Alkanolamine Selection for WCSB Sour Gas Treating

The selection of alkanolamine type for a WCSB sour gas sweetening application depends on the inlet gas composition (H₂S and CO₂ concentrations and partial pressures), the required treated gas specification (H₂S less than 3.5 ppmv, CO₂ variable by end-user specification), the downstream acid gas handling system (Claus SRU, pipeline injection, or flaring), and the plant capital and operating cost targets. MEA is used at small, older plants where the full-co-absorption of CO₂ is acceptable and where the simple chemistry and ready availability of MEA process design experience outweighs the higher regeneration energy cost.
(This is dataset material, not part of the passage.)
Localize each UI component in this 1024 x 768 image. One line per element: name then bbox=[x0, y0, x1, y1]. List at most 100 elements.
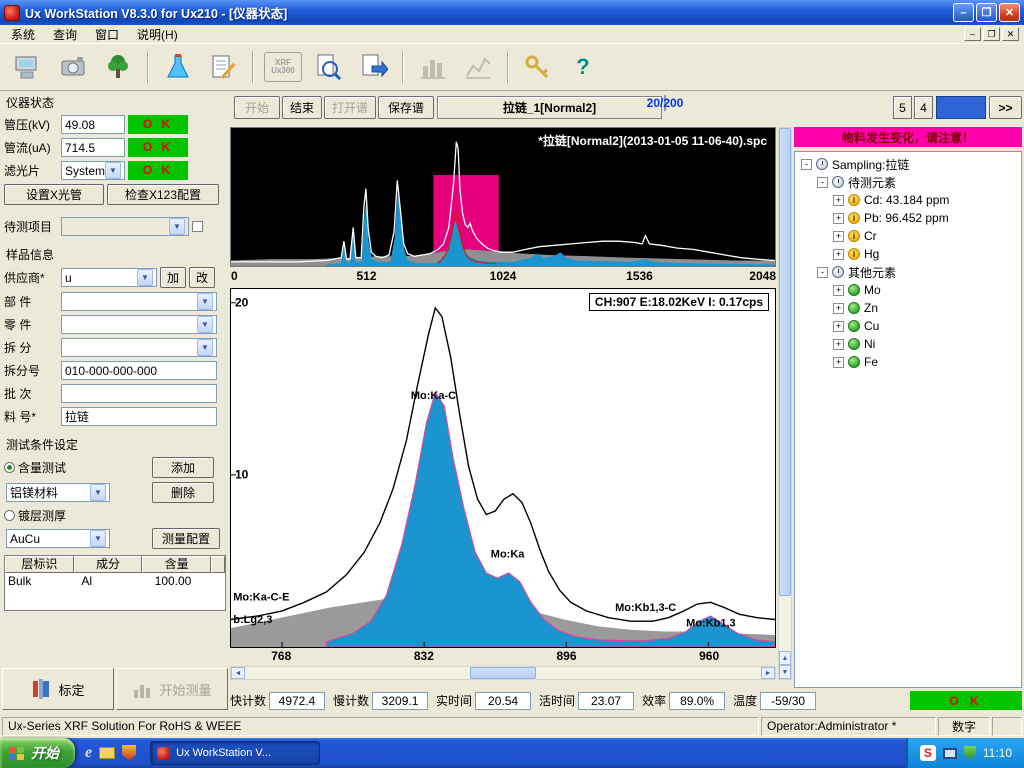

DEA (at 25 to 35 wt% solutions) is used at many medium-sized WCSB plants as a balance between MEA's high CO₂ reactivity and MDEA's high selectivity, providing moderate H₂S selectivity and lower amine degradation rate than MEA. MDEA (at 40 to 50 wt%) dominates new plant construction for large WCSB sour gas plants where the Claus SRU requires high acid gas H₂S concentration and where MDEA's lower regeneration energy (2.0 to 2.8 GJ per tonne CO₂ removed versus 3.5 to 4.5 GJ for MEA) provides significant operating cost savings at high gas throughput rates.